Late Friday night, we began the trek up north for a hunting trip. I got off work and home around 8:45, and we left the house by about 9:30. The drive to Matt’s grandfather’s hunting land takes about 4 hours. We got there and in bed by around 2.
Last Saturday was the duck opener in the northern zone of Wisconsin, and Matt’s brother had been scouting the creek on the land the night before. His quote was, I believe, 300 ducks. Shooting time on opening day is 9:00 am. We were up around 6:30, getting things in our canoe, when Matt’s brother and his friend showed up with a canoe of their own. They’re duck hunting newbies like us.
We got the canoes in, and followed Matt’s brother upstream.
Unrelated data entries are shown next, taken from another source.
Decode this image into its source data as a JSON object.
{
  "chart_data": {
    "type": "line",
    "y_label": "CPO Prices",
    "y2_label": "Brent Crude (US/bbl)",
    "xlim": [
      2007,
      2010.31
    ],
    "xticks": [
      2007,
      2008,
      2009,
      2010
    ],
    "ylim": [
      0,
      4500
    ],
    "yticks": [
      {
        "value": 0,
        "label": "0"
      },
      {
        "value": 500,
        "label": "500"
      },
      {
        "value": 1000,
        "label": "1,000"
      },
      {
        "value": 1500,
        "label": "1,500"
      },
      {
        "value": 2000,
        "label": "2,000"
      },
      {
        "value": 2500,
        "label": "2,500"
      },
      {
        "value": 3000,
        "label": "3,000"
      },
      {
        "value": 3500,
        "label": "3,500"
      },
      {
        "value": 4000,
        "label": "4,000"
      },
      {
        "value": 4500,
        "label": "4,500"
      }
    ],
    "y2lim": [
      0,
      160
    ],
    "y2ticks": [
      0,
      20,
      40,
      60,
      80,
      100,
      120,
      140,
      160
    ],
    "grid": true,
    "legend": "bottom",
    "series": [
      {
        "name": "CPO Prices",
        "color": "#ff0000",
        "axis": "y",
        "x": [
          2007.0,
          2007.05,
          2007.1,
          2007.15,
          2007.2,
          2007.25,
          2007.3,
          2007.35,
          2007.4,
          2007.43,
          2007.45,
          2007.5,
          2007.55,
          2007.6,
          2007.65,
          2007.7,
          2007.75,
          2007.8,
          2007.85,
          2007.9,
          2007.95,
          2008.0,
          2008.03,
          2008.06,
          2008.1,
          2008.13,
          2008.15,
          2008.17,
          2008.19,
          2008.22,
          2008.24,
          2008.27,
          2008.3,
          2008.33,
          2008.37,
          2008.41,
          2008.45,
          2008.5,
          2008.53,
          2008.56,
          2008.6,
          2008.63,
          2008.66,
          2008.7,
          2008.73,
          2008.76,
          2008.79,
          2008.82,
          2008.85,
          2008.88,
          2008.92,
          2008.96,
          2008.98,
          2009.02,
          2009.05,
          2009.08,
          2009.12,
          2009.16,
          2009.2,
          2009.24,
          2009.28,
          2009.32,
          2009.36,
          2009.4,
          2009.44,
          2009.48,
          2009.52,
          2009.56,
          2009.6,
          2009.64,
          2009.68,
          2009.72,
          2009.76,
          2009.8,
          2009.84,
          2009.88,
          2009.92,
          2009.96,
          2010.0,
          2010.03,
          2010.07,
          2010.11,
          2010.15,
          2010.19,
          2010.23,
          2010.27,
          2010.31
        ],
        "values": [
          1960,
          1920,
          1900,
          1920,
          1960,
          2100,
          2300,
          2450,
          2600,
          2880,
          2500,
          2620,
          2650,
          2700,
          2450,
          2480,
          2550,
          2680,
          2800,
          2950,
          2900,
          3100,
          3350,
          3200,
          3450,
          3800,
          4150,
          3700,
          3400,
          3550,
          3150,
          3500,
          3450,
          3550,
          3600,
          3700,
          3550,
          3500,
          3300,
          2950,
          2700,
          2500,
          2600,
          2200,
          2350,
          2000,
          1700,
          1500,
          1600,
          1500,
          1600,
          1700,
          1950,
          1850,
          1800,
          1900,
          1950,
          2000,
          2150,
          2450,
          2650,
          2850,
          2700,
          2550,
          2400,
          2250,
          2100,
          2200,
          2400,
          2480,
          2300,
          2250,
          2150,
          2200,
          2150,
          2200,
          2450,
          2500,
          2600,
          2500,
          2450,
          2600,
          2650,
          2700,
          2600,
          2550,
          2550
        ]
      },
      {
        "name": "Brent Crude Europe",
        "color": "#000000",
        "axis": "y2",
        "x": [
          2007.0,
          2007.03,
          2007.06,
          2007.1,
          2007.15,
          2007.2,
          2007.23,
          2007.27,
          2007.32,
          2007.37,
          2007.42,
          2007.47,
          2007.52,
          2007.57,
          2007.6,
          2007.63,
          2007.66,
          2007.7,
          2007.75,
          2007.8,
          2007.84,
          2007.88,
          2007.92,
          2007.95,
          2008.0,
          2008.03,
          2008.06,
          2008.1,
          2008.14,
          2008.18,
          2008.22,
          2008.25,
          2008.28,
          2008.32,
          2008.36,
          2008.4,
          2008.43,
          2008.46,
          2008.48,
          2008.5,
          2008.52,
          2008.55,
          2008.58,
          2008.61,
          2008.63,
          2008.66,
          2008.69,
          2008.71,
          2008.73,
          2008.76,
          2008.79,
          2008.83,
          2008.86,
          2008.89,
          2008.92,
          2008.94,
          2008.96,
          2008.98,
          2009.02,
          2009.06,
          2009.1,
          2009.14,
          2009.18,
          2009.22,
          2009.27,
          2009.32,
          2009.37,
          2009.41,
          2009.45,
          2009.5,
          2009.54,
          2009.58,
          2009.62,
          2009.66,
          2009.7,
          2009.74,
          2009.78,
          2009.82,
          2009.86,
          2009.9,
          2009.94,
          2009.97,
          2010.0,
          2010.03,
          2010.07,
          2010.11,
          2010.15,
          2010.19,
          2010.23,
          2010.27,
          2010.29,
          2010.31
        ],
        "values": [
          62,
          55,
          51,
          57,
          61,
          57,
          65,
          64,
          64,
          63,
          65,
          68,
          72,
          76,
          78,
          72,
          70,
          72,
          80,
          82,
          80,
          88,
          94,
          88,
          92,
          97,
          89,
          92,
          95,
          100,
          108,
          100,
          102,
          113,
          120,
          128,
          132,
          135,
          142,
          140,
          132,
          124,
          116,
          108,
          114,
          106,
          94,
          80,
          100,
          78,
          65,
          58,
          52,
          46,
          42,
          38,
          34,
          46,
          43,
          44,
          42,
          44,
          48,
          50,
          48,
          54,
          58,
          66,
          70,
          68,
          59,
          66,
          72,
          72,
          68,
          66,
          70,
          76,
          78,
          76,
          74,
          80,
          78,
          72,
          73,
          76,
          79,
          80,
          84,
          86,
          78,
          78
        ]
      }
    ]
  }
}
This particular creek had at one point been a Class A trout stream, until the DNR seeded it with wild rice, slowing down the current and forcing silt to settle. It’s now a swampy little creek. Sad for the trout fishing, but the ducks just love the wild rice.
Paddling Dragging and shoving canoes though it wasn’t any fun, but eventually we found a spot. We got one little teal that day- luckily no more than that, because finding that one duck when it fell into the rice was incredibly difficult. We need to get a retriever.
We called it around 10:30, and began to paddle back. We marked a spot that we figured would be better hunting, as the water wasn’t choked with rice here. Any falling birds would be easier to go get, and we could walk to a spot on the bank from the cabin.
We returned to the cabin to warm up and have lunch. Temps the night before had been in the 30s, and it was chilly in the morning, the day’s high was maybe 49, and windy. Brother’s friend was heading out for the day, but Matt, Brother, and I were all hunting- Brother and I for deer, Matt for turkey. Matt helped me put up my ladder stand- literally behind the cabin, over a mineral lick and some apples. Then he headed off to his grandpa’s farm, about 40 minutes away.
I got into my stand way earlier than I needed to, with it so close to the cabin. I was up there by 2:30. So, I spent the next 3 and a half hours looking around at the woods, nervously counting the piles of bear shit (my bow is not powerful enough to kill a bear, I’d only piss it off) mere feet from the base of my ladder, and trying not to doze off. The first deer I saw that night appeared right around 6pm. They were well out of range, but I still enjoyed watching them- a doe and a large fawn. They wandered around in front of me for a bit, and the doe stopped to stare towards my stand. I thought she saw me, but she probably just smelled the apples under me. They left for a while, and I saw another deer even farther away doing deer things. A skunk scurried by, and I listened to coyotes for a bit, nervous at first that they were wolves.
Much closer to dark, I was thinking about undoing my safety harness and going inside (I am not used to the cold yet- the week before, we’d had temps near 90, and all of a sudden it was 45 and windy). The doe and her fawn showed back up. They wanted apples. The fawn crunched on the mineral lick for a bit, but the doe went to town on the apples. She was picking them up and flinging them. Not to mention chewing, snorting, and gulping so loud I could barely keep from laughing. She was healthy- big, fat, and sleek. I had only brought my buck tag with me, thinking my doe tags were only good for our area in Madison- they say CWD/Herd Control, and my buck tag says “Statewide”. So, I thought I had to pass on her. Plus, she had a fawn with her. So, I could have gotten my first deer, but decided not to. She hung out under my stand for a good 20 minutes, clowning it up, until Brother pulled back up to the cabin from the back 40. I headed in, and once Matt showed up, we grabbed burgers at a bar in town. Then we passed out hard. More hunting in the morning.
We were up by 5 the next morning. We wanted to squeeze in some more duck hunting before jetting back to Madison so Matt could brief some kids about to ship to boot camp. Plus, opening weekend is this coming Saturday in the southern zone, and we know how crowded things get down here- it was nice to only have one other pair of guys hunting. It was a gorgeous day, dawning sunny and chilly at 35. A fog did spring up just as the sun came up, keeping a lot of birds on the water. Eventually we were able to do some shooting.
Brother’s friend got himself a nice teal drake. Matt got a wood duck drake. Brother’s gun jammed pretty hard, and he wasn’t able to shoot anything. But. I got my first duck. A mallard hen. A group of about 4 birds buzzed over us while Matt was searching the trees on the opposite bank for a fallen duck. Dismayed that we couldn’t call them in, we watched them fly away. But they turned, and they came back to us. She was flying directly at me. I lined my shot up, squeezed, and watched her crumple into the weeds near the bank. A smaller version of that rush I got from my first deer bloomed in my chest. I walked down the bank to grab my duck. Matt promised to mount it for me, and it’s sitting in tanning solution right now.
Not a bad start to duck season, even if I have to work during our local opener.